Per la “filosofia cristiana” la presenza nell’uomo dell’intelligenza denota l’esistenza di un’anima (intellettiva), cioè di una sostanza che ha certamente bisogno del corpo per conoscere, ma solo fino ad un certo punto, perché da quel punto in poi conosce da sola, in modo immateriale. Quindi, quando diciamo che l’uomo è essenzialmente caratterizzato dall’intelligenza, diciamo che è costituito dall’anima. E come fa l’anima a costituire l’uomo? Essa vivifica il corpo, assumendolo nel proprio atto, partecipa al corpo il proprio essere, sicché si deve dire non che l’anima è nel corpo, ma che il corpo è nell’anima. In tutte le cose che non sono di mole, ossia che non sono materiali e che non occupano spazio, “più grande” significa superiore. L’anima è superiore al corpo e, partecipando il proprio essere al corpo assumendolo in sé, conferisce all’uomo la sua esistenza unitaria. Nessun essere umano può quindi definirsi tale se non ha queste caratteristiche, ma queste sono nello stesso tempo le caratteristiche della persona.

L’anima assume il corpo nel proprio atto di essere, per lo stesso motivo essa non può aggiungersi ad un certo stadio di sviluppo del corpo. La teologia per questo dice che essa viene da Dio immediatamente, come chiarito per esempio da Pio XII nella Humani generis (1950) contro le soluzioni evoluzioniste. Non è quindi pensabile che ci sia uno sviluppo dell’uomo da una fase solo materiale in cui l’anima non c’è, ad una fase immateriale in cui l’anima c’è. Dio non crea l’anima indirettamente, mediante l’evoluzione delle cause seconde, ossia mediante un’evoluzione del corpo. Teilhard de Chardin e Karl Rahner dicevano così, ma il magistero della Chiesa e la sana teologia non hanno mai confermato questa visione. Il motivo è molto semplice, pur nella sua profondità: il più non può venire dal meno. Lo spirito non può venire dall’evoluzione della materia, perché la materia è meno dello spirito. Se fosse vera questa possibilità, allora anche l’essere potrebbe venire dal nulla. Molte correnti della filosofia moderna applicano lo storicismo alla natura tramite l’evoluzionismo (filosofico), che però assume posizioni ingiustificate, come quella di presumere che l’immateriale sorga per evoluzione dal materiale.

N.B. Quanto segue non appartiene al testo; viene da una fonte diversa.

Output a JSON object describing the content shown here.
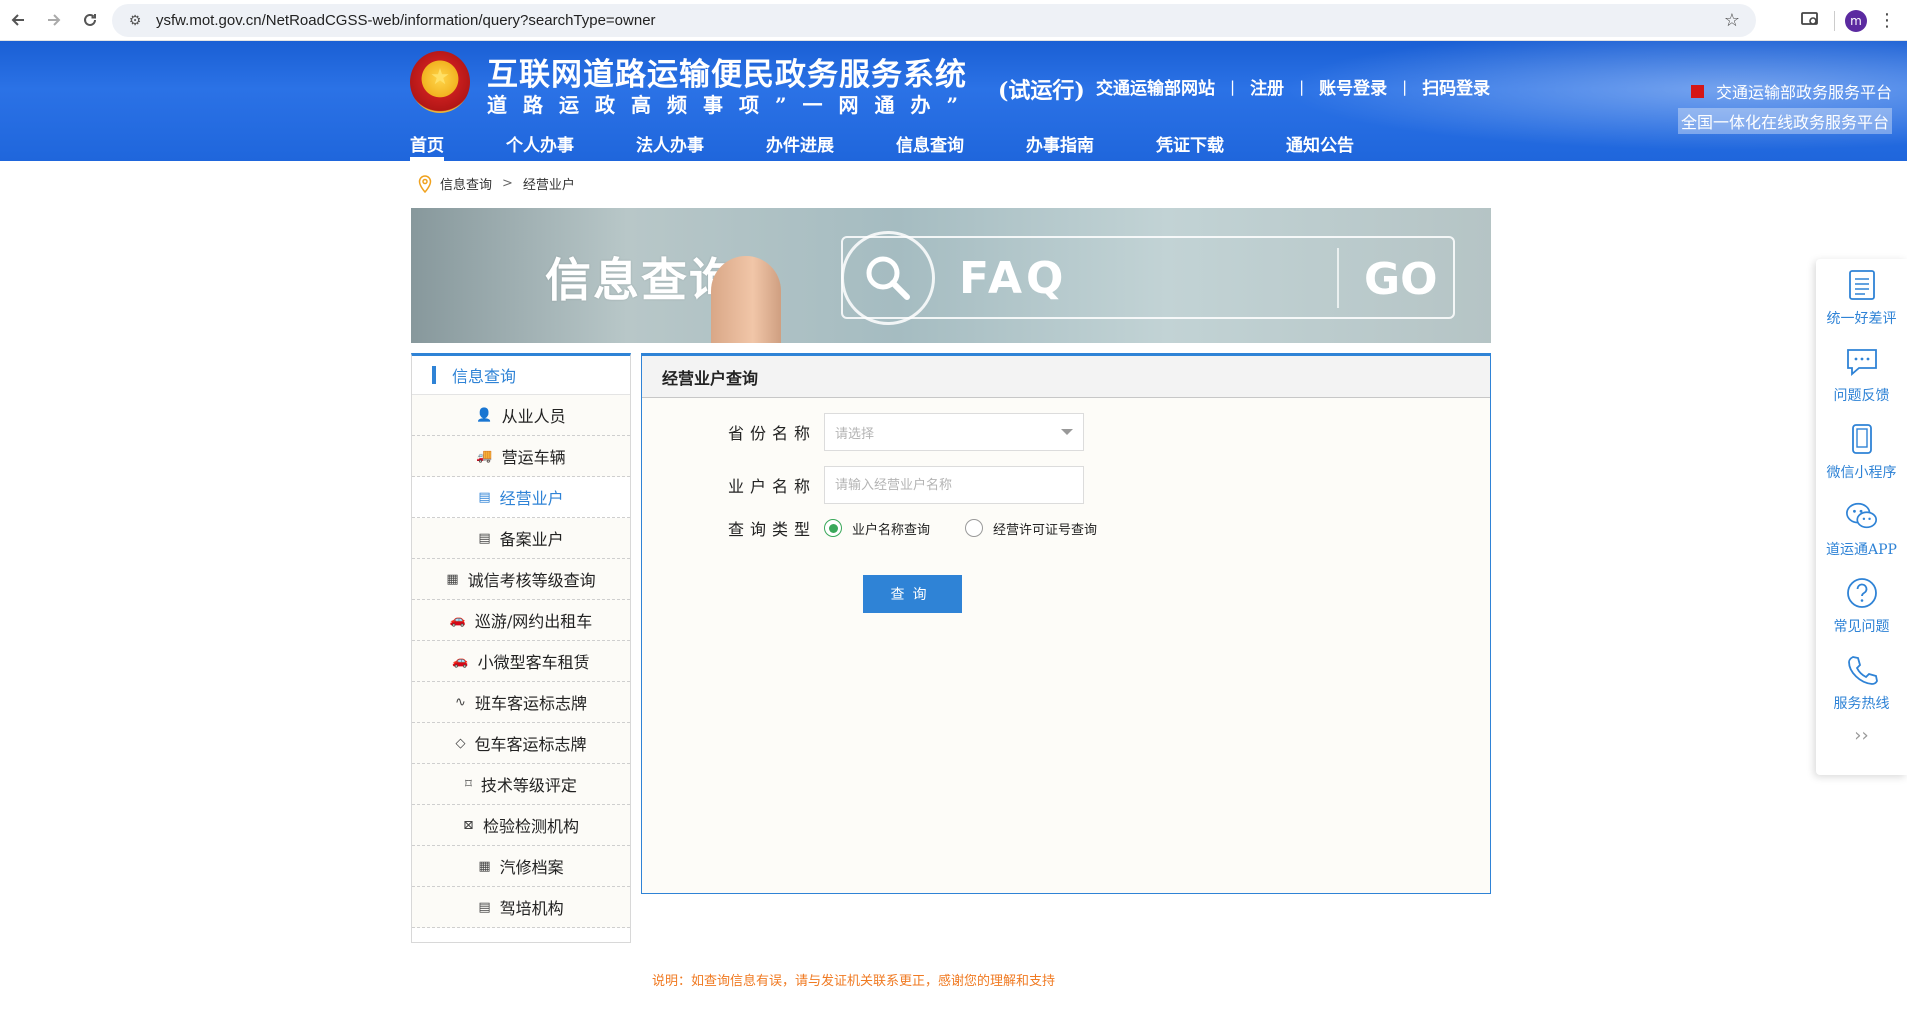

Quando diciamo che un essere umano è una persona, affermiamo che esso ha per diritto tutte le caratteristiche della persona, ma non diciamo che le esercita di fatto. Infatti, l’esistenza può presentare degli impedimenti alla messa in atto delle condizioni dell’essenza. Per esempio, l’intelligenza può essere impedita da una lesione cerebrale, ma la persona che ne è affetta rimane intelligente. Il neonato è libero anche se non sa esercitare tale libertà. Nei casi di questo tipo non si può dire che ci sia un essere umano ma non una persona.